Sebastián Borensztein has just returned from Mexico, where he was shooting his second movie -Sin memoria (No memories), a psychological thriller that will be released next year –with first-world production requirements. Clarín leaves a couple of messages on his voicemail. The response is a little bit later, including apologies. “I’m really sorry: I didn’t hear the phone ring, I was working out.” His kindness, without any demagogy, unusual in the show business world, will last for the whole conversation. How did you get to shoot in Mexico, with a cast from that country?

It was really crazy. In 2000, we had an idea for a Tiempo Final ‘s chapter (series created with his brother Alejandro) which I felt could be more explored. We started developing this project, but ended up as a draft. Five years later, producer Ben Odell (La mujer de mi hermano) watched my opera prima, La suerte está echada, at the Latin Cinema International Festival in Los Angeles and called me. We started a phone relation and, later on, we came up with the idea of making a movie. This is how I got that idea back. Now it’s being post-produced.
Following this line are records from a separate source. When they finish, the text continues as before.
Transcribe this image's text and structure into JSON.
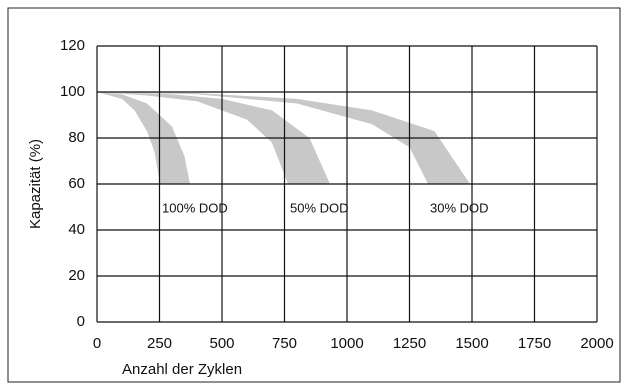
{
  "chart_data": {
    "type": "band",
    "x_label": "Anzahl der Zyklen",
    "y_label": "Kapazität (%)",
    "xlim": [
      0,
      2000
    ],
    "xticks": [
      0,
      250,
      500,
      750,
      1000,
      1250,
      1500,
      1750,
      2000
    ],
    "ylim": [
      0,
      120
    ],
    "yticks": [
      0,
      20,
      40,
      60,
      80,
      100,
      120
    ],
    "grid": true,
    "color": "#c8c8c8",
    "series": [
      {
        "name": "100% DOD",
        "upper": {
          "x": [
            0,
            100,
            200,
            300,
            350,
            372
          ],
          "values": [
            100,
            99,
            95,
            85,
            72,
            60
          ]
        },
        "lower": {
          "x": [
            0,
            100,
            150,
            200,
            230,
            252
          ],
          "values": [
            100,
            97,
            92,
            83,
            74,
            60
          ]
        }
      },
      {
        "name": "50% DOD",
        "upper": {
          "x": [
            0,
            300,
            500,
            700,
            850,
            932
          ],
          "values": [
            100,
            99,
            97,
            92,
            80,
            60
          ]
        },
        "lower": {
          "x": [
            0,
            200,
            400,
            600,
            700,
            764
          ],
          "values": [
            100,
            98.5,
            96,
            88,
            78,
            60
          ]
        }
      },
      {
        "name": "30% DOD",
        "upper": {
          "x": [
            0,
            400,
            800,
            1100,
            1350,
            1492
          ],
          "values": [
            100,
            99.5,
            97,
            92,
            83,
            60
          ]
        },
        "lower": {
          "x": [
            0,
            400,
            800,
            1100,
            1250,
            1324
          ],
          "values": [
            100,
            99,
            95,
            86,
            76,
            60
          ]
        }
      }
    ]
  }
}
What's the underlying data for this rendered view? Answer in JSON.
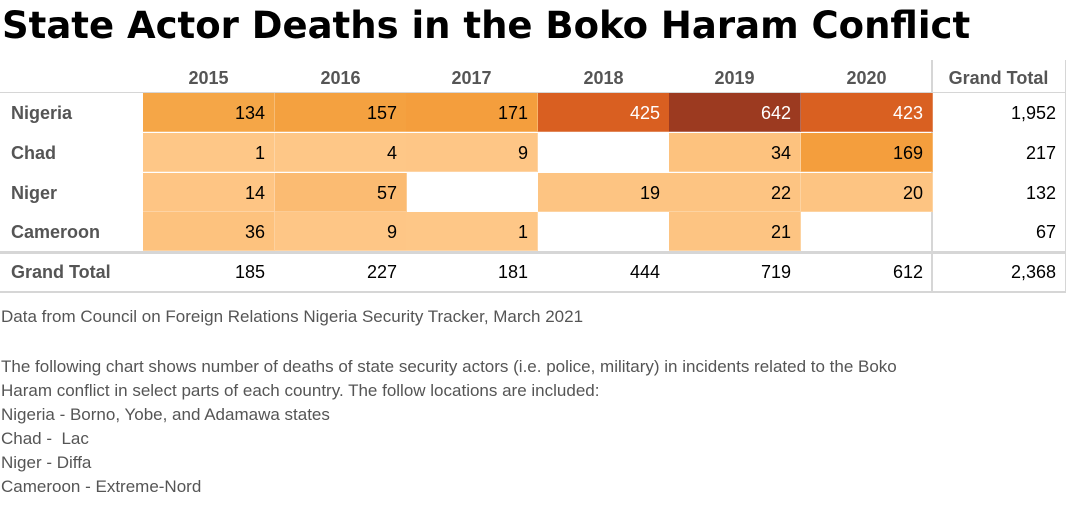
{
  "title": "State Actor Deaths in the Boko Haram Conflict",
  "chart_data": {
    "type": "heatmap",
    "title": "State Actor Deaths in the Boko Haram Conflict",
    "columns": [
      "2015",
      "2016",
      "2017",
      "2018",
      "2019",
      "2020"
    ],
    "total_label": "Grand Total",
    "rows": [
      {
        "label": "Nigeria",
        "values": [
          134,
          157,
          171,
          425,
          642,
          423
        ],
        "colors": [
          "#f5a647",
          "#f4a140",
          "#f49e3d",
          "#d95f21",
          "#9c3a20",
          "#d96021"
        ],
        "total": "1,952"
      },
      {
        "label": "Chad",
        "values": [
          1,
          4,
          9,
          null,
          34,
          169
        ],
        "colors": [
          "#fec787",
          "#fec787",
          "#fec686",
          null,
          "#fdc27e",
          "#f49e3d"
        ],
        "total": "217"
      },
      {
        "label": "Niger",
        "values": [
          14,
          57,
          null,
          19,
          22,
          20
        ],
        "colors": [
          "#fec584",
          "#fbbb72",
          null,
          "#fdc482",
          "#fdc482",
          "#fdc482"
        ],
        "total": "132"
      },
      {
        "label": "Cameroon",
        "values": [
          36,
          9,
          1,
          null,
          21,
          null
        ],
        "colors": [
          "#fdc27e",
          "#fec686",
          "#fec787",
          null,
          "#fdc482",
          null
        ],
        "total": "67"
      }
    ],
    "column_totals": [
      "185",
      "227",
      "181",
      "444",
      "719",
      "612"
    ],
    "grand_total": "2,368",
    "text_colors": {
      "dark": "#000000",
      "light": "#ffffff"
    }
  },
  "source": "Data from Council on Foreign Relations Nigeria Security Tracker, March 2021",
  "description": [
    "The following chart shows number of deaths of state security actors (i.e. police, military) in incidents related to the Boko",
    "Haram conflict in select parts of each country. The follow locations are included:",
    "Nigeria - Borno, Yobe, and Adamawa states",
    "Chad -  Lac",
    "Niger - Diffa",
    "Cameroon - Extreme-Nord"
  ]
}
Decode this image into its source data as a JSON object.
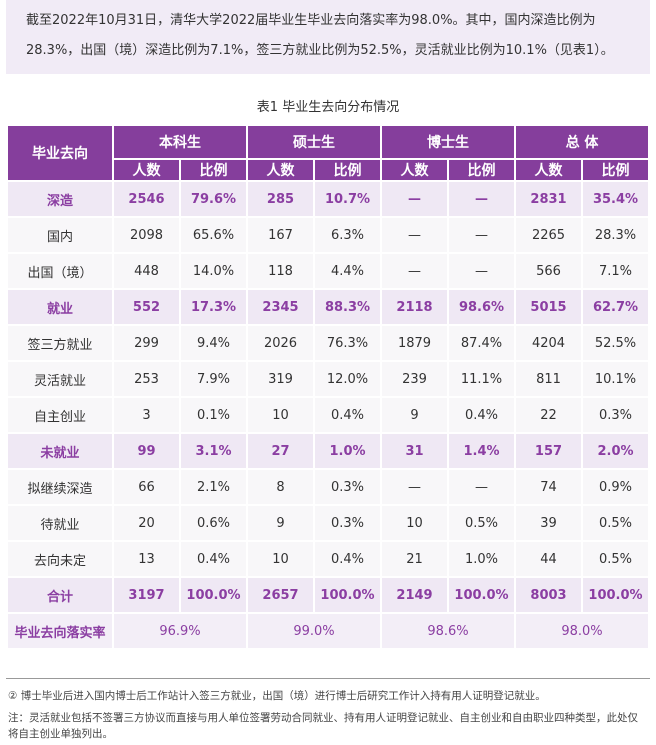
{
  "intro": "截至2022年10月31日，清华大学2022届毕业生毕业去向落实率为98.0%。其中，国内深造比例为28.3%，出国（境）深造比例为7.1%，签三方就业比例为52.5%，灵活就业比例为10.1%（见表1）。",
  "caption": "表1  毕业生去向分布情况",
  "table": {
    "row_header": "毕业去向",
    "groups": [
      "本科生",
      "硕士生",
      "博士生",
      "总  体"
    ],
    "sub": [
      "人数",
      "比例"
    ],
    "rows": [
      {
        "type": "cat",
        "cells": [
          "深造",
          "2546",
          "79.6%",
          "285",
          "10.7%",
          "—",
          "—",
          "2831",
          "35.4%"
        ]
      },
      {
        "type": "sub",
        "cells": [
          "国内",
          "2098",
          "65.6%",
          "167",
          "6.3%",
          "—",
          "—",
          "2265",
          "28.3%"
        ]
      },
      {
        "type": "sub",
        "cells": [
          "出国（境）",
          "448",
          "14.0%",
          "118",
          "4.4%",
          "—",
          "—",
          "566",
          "7.1%"
        ]
      },
      {
        "type": "cat",
        "cells": [
          "就业",
          "552",
          "17.3%",
          "2345",
          "88.3%",
          "2118",
          "98.6%",
          "5015",
          "62.7%"
        ]
      },
      {
        "type": "sub",
        "cells": [
          "签三方就业",
          "299",
          "9.4%",
          "2026",
          "76.3%",
          "1879",
          "87.4%",
          "4204",
          "52.5%"
        ]
      },
      {
        "type": "sub",
        "cells": [
          "灵活就业",
          "253",
          "7.9%",
          "319",
          "12.0%",
          "239",
          "11.1%",
          "811",
          "10.1%"
        ]
      },
      {
        "type": "sub",
        "cells": [
          "自主创业",
          "3",
          "0.1%",
          "10",
          "0.4%",
          "9",
          "0.4%",
          "22",
          "0.3%"
        ]
      },
      {
        "type": "cat",
        "cells": [
          "未就业",
          "99",
          "3.1%",
          "27",
          "1.0%",
          "31",
          "1.4%",
          "157",
          "2.0%"
        ]
      },
      {
        "type": "sub",
        "cells": [
          "拟继续深造",
          "66",
          "2.1%",
          "8",
          "0.3%",
          "—",
          "—",
          "74",
          "0.9%"
        ]
      },
      {
        "type": "sub",
        "cells": [
          "待就业",
          "20",
          "0.6%",
          "9",
          "0.3%",
          "10",
          "0.5%",
          "39",
          "0.5%"
        ]
      },
      {
        "type": "sub",
        "cells": [
          "去向未定",
          "13",
          "0.4%",
          "10",
          "0.4%",
          "21",
          "1.0%",
          "44",
          "0.5%"
        ]
      },
      {
        "type": "cat",
        "cells": [
          "合计",
          "3197",
          "100.0%",
          "2657",
          "100.0%",
          "2149",
          "100.0%",
          "8003",
          "100.0%"
        ]
      }
    ],
    "rate": {
      "label": "毕业去向落实率",
      "values": [
        "96.9%",
        "99.0%",
        "98.6%",
        "98.0%"
      ]
    }
  },
  "notes": [
    "②  博士毕业后进入国内博士后工作站计入签三方就业，出国（境）进行博士后研究工作计入持有用人证明登记就业。",
    "注：灵活就业包括不签署三方协议而直接与用人单位签署劳动合同就业、持有用人证明登记就业、自主创业和自由职业四种类型，此处仅将自主创业单独列出。"
  ],
  "colors": {
    "header": "#853e9c",
    "category_bg": "#efe8f4",
    "category_text": "#8b3ea2",
    "intro_bg": "#f1ebf6"
  }
}
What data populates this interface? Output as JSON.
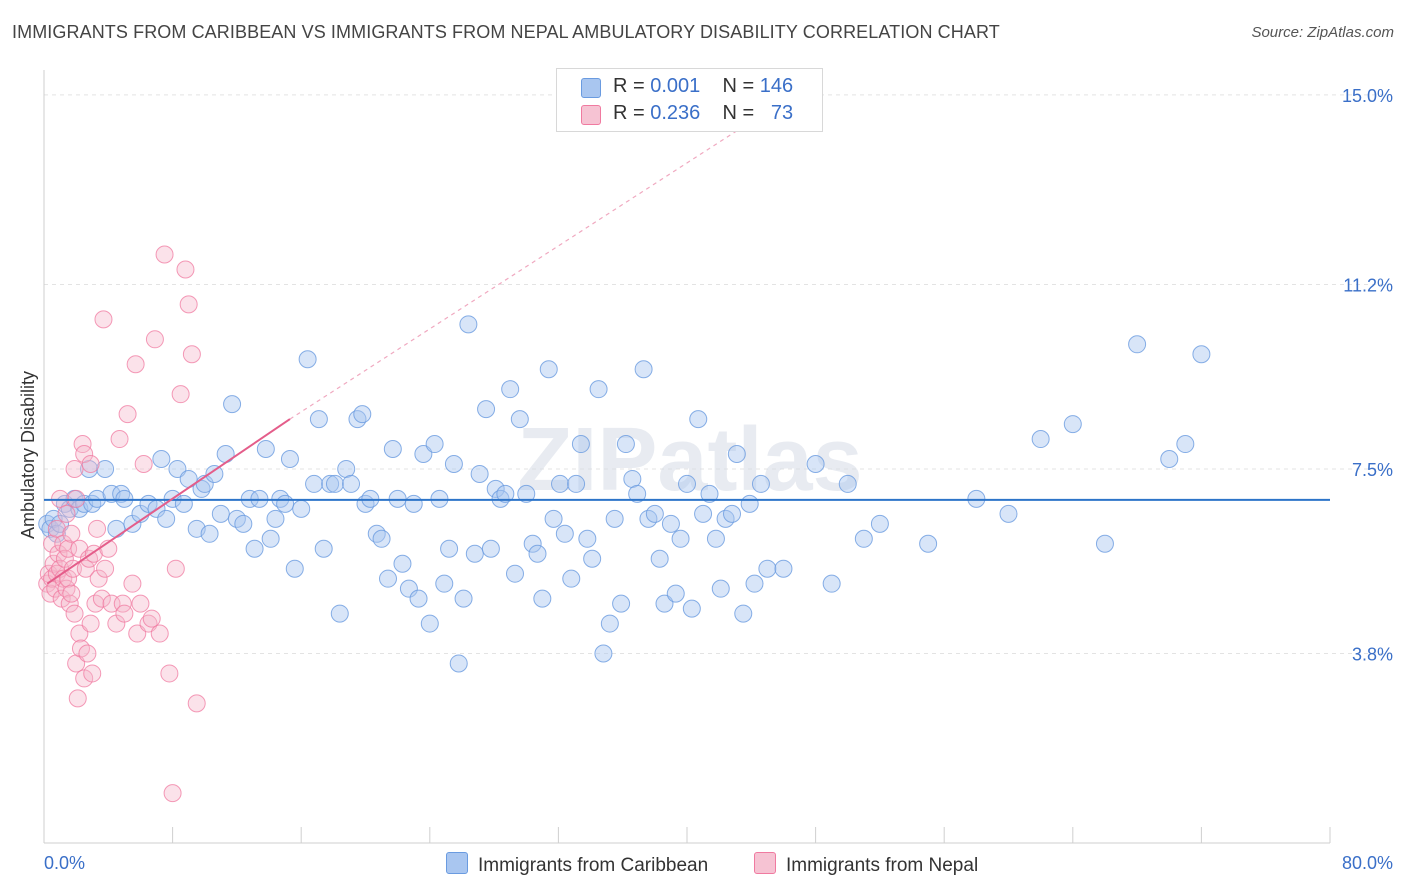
{
  "title": "IMMIGRANTS FROM CARIBBEAN VS IMMIGRANTS FROM NEPAL AMBULATORY DISABILITY CORRELATION CHART",
  "source": "Source: ZipAtlas.com",
  "legend": {
    "rows": [
      {
        "r_label": "R =",
        "r_value": "0.001",
        "n_label": "N =",
        "n_value": "146"
      },
      {
        "r_label": "R =",
        "r_value": "0.236",
        "n_label": "N =",
        "n_value": "73"
      }
    ]
  },
  "bottom_legend": {
    "caribbean": "Immigrants from Caribbean",
    "nepal": "Immigrants from Nepal"
  },
  "watermark": "ZIPatlas",
  "colors": {
    "caribbean": "#6a9be0",
    "caribbean_fill": "#a9c6f0",
    "nepal": "#f07aa0",
    "nepal_fill": "#f6b6cb",
    "trend_caribbean": "#2d74c9",
    "trend_nepal": "#e45d8a",
    "tick_label": "#3a6fc8"
  },
  "chart_data": {
    "type": "scatter",
    "title": "IMMIGRANTS FROM CARIBBEAN VS IMMIGRANTS FROM NEPAL AMBULATORY DISABILITY CORRELATION CHART",
    "xlabel": "",
    "ylabel": "Ambulatory Disability",
    "xlim": [
      0,
      80
    ],
    "ylim": [
      0,
      15.5
    ],
    "x_tick_labels": [
      "0.0%",
      "80.0%"
    ],
    "y_ticks": [
      3.8,
      7.5,
      11.2,
      15.0
    ],
    "y_tick_labels": [
      "3.8%",
      "7.5%",
      "11.2%",
      "15.0%"
    ],
    "grid": true,
    "legend_position": "top-center",
    "series": [
      {
        "name": "Immigrants from Caribbean",
        "R": 0.001,
        "N": 146,
        "trend": {
          "x": [
            0,
            80
          ],
          "y": [
            6.88,
            6.88
          ]
        },
        "points": [
          [
            0.2,
            6.4
          ],
          [
            0.4,
            6.3
          ],
          [
            0.6,
            6.5
          ],
          [
            0.8,
            6.2
          ],
          [
            1.0,
            6.4
          ],
          [
            1.3,
            6.8
          ],
          [
            1.6,
            6.7
          ],
          [
            1.9,
            6.9
          ],
          [
            2.2,
            6.7
          ],
          [
            2.5,
            6.8
          ],
          [
            2.8,
            7.5
          ],
          [
            3.0,
            6.8
          ],
          [
            3.3,
            6.9
          ],
          [
            3.8,
            7.5
          ],
          [
            4.2,
            7.0
          ],
          [
            4.5,
            6.3
          ],
          [
            4.8,
            7.0
          ],
          [
            5.0,
            6.9
          ],
          [
            5.5,
            6.4
          ],
          [
            6.0,
            6.6
          ],
          [
            6.5,
            6.8
          ],
          [
            7.0,
            6.7
          ],
          [
            7.3,
            7.7
          ],
          [
            7.6,
            6.5
          ],
          [
            8.0,
            6.9
          ],
          [
            8.3,
            7.5
          ],
          [
            8.7,
            6.8
          ],
          [
            9.0,
            7.3
          ],
          [
            9.5,
            6.3
          ],
          [
            9.8,
            7.1
          ],
          [
            10.0,
            7.2
          ],
          [
            10.3,
            6.2
          ],
          [
            10.6,
            7.4
          ],
          [
            11.0,
            6.6
          ],
          [
            11.3,
            7.8
          ],
          [
            11.7,
            8.8
          ],
          [
            12.0,
            6.5
          ],
          [
            12.4,
            6.4
          ],
          [
            12.8,
            6.9
          ],
          [
            13.1,
            5.9
          ],
          [
            13.4,
            6.9
          ],
          [
            13.8,
            7.9
          ],
          [
            14.1,
            6.1
          ],
          [
            14.4,
            6.5
          ],
          [
            14.7,
            6.9
          ],
          [
            15.0,
            6.8
          ],
          [
            15.3,
            7.7
          ],
          [
            15.6,
            5.5
          ],
          [
            16.0,
            6.7
          ],
          [
            16.4,
            9.7
          ],
          [
            16.8,
            7.2
          ],
          [
            17.1,
            8.5
          ],
          [
            17.4,
            5.9
          ],
          [
            17.8,
            7.2
          ],
          [
            18.1,
            7.2
          ],
          [
            18.4,
            4.6
          ],
          [
            18.8,
            7.5
          ],
          [
            19.1,
            7.2
          ],
          [
            19.5,
            8.5
          ],
          [
            19.8,
            8.6
          ],
          [
            20.0,
            6.8
          ],
          [
            20.3,
            6.9
          ],
          [
            20.7,
            6.2
          ],
          [
            21.0,
            6.1
          ],
          [
            21.4,
            5.3
          ],
          [
            21.7,
            7.9
          ],
          [
            22.0,
            6.9
          ],
          [
            22.3,
            5.6
          ],
          [
            22.7,
            5.1
          ],
          [
            23.0,
            6.8
          ],
          [
            23.3,
            4.9
          ],
          [
            23.6,
            7.8
          ],
          [
            24.0,
            4.4
          ],
          [
            24.3,
            8.0
          ],
          [
            24.6,
            6.9
          ],
          [
            24.9,
            5.2
          ],
          [
            25.2,
            5.9
          ],
          [
            25.5,
            7.6
          ],
          [
            25.8,
            3.6
          ],
          [
            26.1,
            4.9
          ],
          [
            26.4,
            10.4
          ],
          [
            26.8,
            5.8
          ],
          [
            27.1,
            7.4
          ],
          [
            27.5,
            8.7
          ],
          [
            27.8,
            5.9
          ],
          [
            28.1,
            7.1
          ],
          [
            28.4,
            6.9
          ],
          [
            28.7,
            7.0
          ],
          [
            29.0,
            9.1
          ],
          [
            29.3,
            5.4
          ],
          [
            29.6,
            8.5
          ],
          [
            30.0,
            7.0
          ],
          [
            30.4,
            6.0
          ],
          [
            30.7,
            5.8
          ],
          [
            31.0,
            4.9
          ],
          [
            31.4,
            9.5
          ],
          [
            31.7,
            6.5
          ],
          [
            32.1,
            7.2
          ],
          [
            32.4,
            6.2
          ],
          [
            32.8,
            5.3
          ],
          [
            33.1,
            7.2
          ],
          [
            33.4,
            8.0
          ],
          [
            33.8,
            6.1
          ],
          [
            34.1,
            5.7
          ],
          [
            34.5,
            9.1
          ],
          [
            34.8,
            3.8
          ],
          [
            35.2,
            4.4
          ],
          [
            35.5,
            6.5
          ],
          [
            35.9,
            4.8
          ],
          [
            36.2,
            8.0
          ],
          [
            36.6,
            7.3
          ],
          [
            36.9,
            7.0
          ],
          [
            37.3,
            9.5
          ],
          [
            37.6,
            6.5
          ],
          [
            38.0,
            6.6
          ],
          [
            38.3,
            5.7
          ],
          [
            38.6,
            4.8
          ],
          [
            39.0,
            6.4
          ],
          [
            39.3,
            5.0
          ],
          [
            39.6,
            6.1
          ],
          [
            40.0,
            7.2
          ],
          [
            40.3,
            4.7
          ],
          [
            40.7,
            8.5
          ],
          [
            41.0,
            6.6
          ],
          [
            41.4,
            7.0
          ],
          [
            41.8,
            6.1
          ],
          [
            42.1,
            5.1
          ],
          [
            42.4,
            6.5
          ],
          [
            42.8,
            6.6
          ],
          [
            43.1,
            7.8
          ],
          [
            43.5,
            4.6
          ],
          [
            43.9,
            6.8
          ],
          [
            44.2,
            5.2
          ],
          [
            44.6,
            7.2
          ],
          [
            45.0,
            5.5
          ],
          [
            46.0,
            5.5
          ],
          [
            48.0,
            7.6
          ],
          [
            49.0,
            5.2
          ],
          [
            50.0,
            7.2
          ],
          [
            51.0,
            6.1
          ],
          [
            52.0,
            6.4
          ],
          [
            55.0,
            6.0
          ],
          [
            58.0,
            6.9
          ],
          [
            60.0,
            6.6
          ],
          [
            62.0,
            8.1
          ],
          [
            64.0,
            8.4
          ],
          [
            66.0,
            6.0
          ],
          [
            68.0,
            10.0
          ],
          [
            70.0,
            7.7
          ],
          [
            71.0,
            8.0
          ],
          [
            72.0,
            9.8
          ]
        ]
      },
      {
        "name": "Immigrants from Nepal",
        "R": 0.236,
        "N": 73,
        "trend_solid": {
          "x": [
            0.2,
            15.3
          ],
          "y": [
            5.2,
            8.5
          ]
        },
        "trend_dashed": {
          "x": [
            15.3,
            48.0
          ],
          "y": [
            8.5,
            15.3
          ]
        },
        "points": [
          [
            0.2,
            5.2
          ],
          [
            0.3,
            5.4
          ],
          [
            0.4,
            5.0
          ],
          [
            0.5,
            5.3
          ],
          [
            0.5,
            6.0
          ],
          [
            0.6,
            5.6
          ],
          [
            0.7,
            5.1
          ],
          [
            0.8,
            5.4
          ],
          [
            0.8,
            6.3
          ],
          [
            0.9,
            5.8
          ],
          [
            1.0,
            5.5
          ],
          [
            1.0,
            6.9
          ],
          [
            1.1,
            4.9
          ],
          [
            1.2,
            5.3
          ],
          [
            1.2,
            6.0
          ],
          [
            1.3,
            5.7
          ],
          [
            1.4,
            5.1
          ],
          [
            1.4,
            6.6
          ],
          [
            1.5,
            5.3
          ],
          [
            1.5,
            5.9
          ],
          [
            1.6,
            4.8
          ],
          [
            1.7,
            6.2
          ],
          [
            1.7,
            5.0
          ],
          [
            1.8,
            5.5
          ],
          [
            1.9,
            4.6
          ],
          [
            1.9,
            7.5
          ],
          [
            2.0,
            3.6
          ],
          [
            2.0,
            6.9
          ],
          [
            2.1,
            2.9
          ],
          [
            2.2,
            4.2
          ],
          [
            2.2,
            5.9
          ],
          [
            2.3,
            3.9
          ],
          [
            2.4,
            8.0
          ],
          [
            2.5,
            3.3
          ],
          [
            2.5,
            7.8
          ],
          [
            2.6,
            5.5
          ],
          [
            2.7,
            3.8
          ],
          [
            2.8,
            5.7
          ],
          [
            2.9,
            4.4
          ],
          [
            2.9,
            7.6
          ],
          [
            3.0,
            3.4
          ],
          [
            3.1,
            5.8
          ],
          [
            3.2,
            4.8
          ],
          [
            3.3,
            6.3
          ],
          [
            3.4,
            5.3
          ],
          [
            3.6,
            4.9
          ],
          [
            3.7,
            10.5
          ],
          [
            3.8,
            5.5
          ],
          [
            4.0,
            5.9
          ],
          [
            4.2,
            4.8
          ],
          [
            4.5,
            4.4
          ],
          [
            4.7,
            8.1
          ],
          [
            4.9,
            4.8
          ],
          [
            5.0,
            4.6
          ],
          [
            5.2,
            8.6
          ],
          [
            5.5,
            5.2
          ],
          [
            5.7,
            9.6
          ],
          [
            5.8,
            4.2
          ],
          [
            6.0,
            4.8
          ],
          [
            6.2,
            7.6
          ],
          [
            6.5,
            4.4
          ],
          [
            6.7,
            4.5
          ],
          [
            6.9,
            10.1
          ],
          [
            7.2,
            4.2
          ],
          [
            7.5,
            11.8
          ],
          [
            7.8,
            3.4
          ],
          [
            8.0,
            1.0
          ],
          [
            8.2,
            5.5
          ],
          [
            8.5,
            9.0
          ],
          [
            8.8,
            11.5
          ],
          [
            9.0,
            10.8
          ],
          [
            9.2,
            9.8
          ],
          [
            9.5,
            2.8
          ]
        ]
      }
    ]
  }
}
Was it significantly modified along the way?

Yes. There were several flaws on the script. We worked on it with Ben, long distance, for a year: we wrote 21 versions. The modifications had to do with providing it with more American cinema features. In 2007, Ben was awarded the Grand Jury Prize in Sundance, and that placed him on the top of the film industry. He got Televisa’s and Lionsgate’s production. Moreover, there’s an associated Argentinean producer: Verónica Tirone.

Which was the work method? I guess there were more conditioning factors for you than in the film "La suerte..."

I had to go through lots of stages and filters, which are typical of an industrialized system. I was strongly demanded: they asked me every single why for each shot. The idea was to create a commercial movie, without losing the experimental spirit. We did it: the narration has little of conventional, it’s not lineal, with some sort of subjectivity that bring back the memories to the main character. We created a parallel universe, a story that’s placed within a police framework, with known spaces or times. Ben spent hundreds of thousands dollars studying in Columbia; I, by just staying at a hotel, gained all that knowledge.

What’s the story like?

It starts with a man that awakens in a destroyed place and doesn’t understand what he’s doing there. He has to start facing a nightmare he himself created: go over a story in which he, basically, intended to run away with a woman. Characters have a strange morale. No one is good. The movie doesn’t have twists or any implications. Maybe we like the main character, as we “walk together” with him along the story. But he committed terrible actions.

Did you have the freedom to choose actors?

Yes. The decision was to get the best actors in Mexico. I didn’t know the actors from that country very well, but the ones selected persuaded me in the auction. Guillermo Iván Dueñas, who worked in La milagrosa; Martha Higareda, the actress in Amar te duele; Emilio Echevarría, "The goat" in Amores perros. There were also other acclaimed actors, like Pedro Armendáriz.

Armendáriz said: "This movie is a great opportunity to put in a lot of effort together and defend ourselves from the cinema the Americans are bringing to us.” Do you agree?

I consider this movie to be the opportunity to make film grow. We have different visions. Bordering on the States, Mexicans feel a stronger influence from the American industry, which takes away their best talents. In this movie, we worked with Titanic’s technicians; on the set we all spoke English… for an Argentinean director who comes from a country with a small cinematographic industry, the opportunity is unique.

I know you had a detailed pre-production, also actors had to be trained for action…

Iván Dueñas learned everything about ballistics and driving a high-speed bike. Higareda learned to dive really deeply, in difficult situations. I know that as I am a diver. The underwater scenes were shot in Cozumel, in the Caribbean. The interiors were shot in DF, the location shots, in León.

When you made "La suerte...", about a guy considered to be a jinx, they asked you if you were afraid of that bringing you bad luck. You said you didn’t believe in that. It seems now that you were right.

My first movie was highly recognized abroad. It was seen in different festivals, in Toulouse and Trieste. It had a Latin premiere in Paris. Now that I think about my film career as something that doesn’t have a turning back, and you mention this anecdote about my opera prima, I feel it brought me luck indeed. The truth is… lots of luck.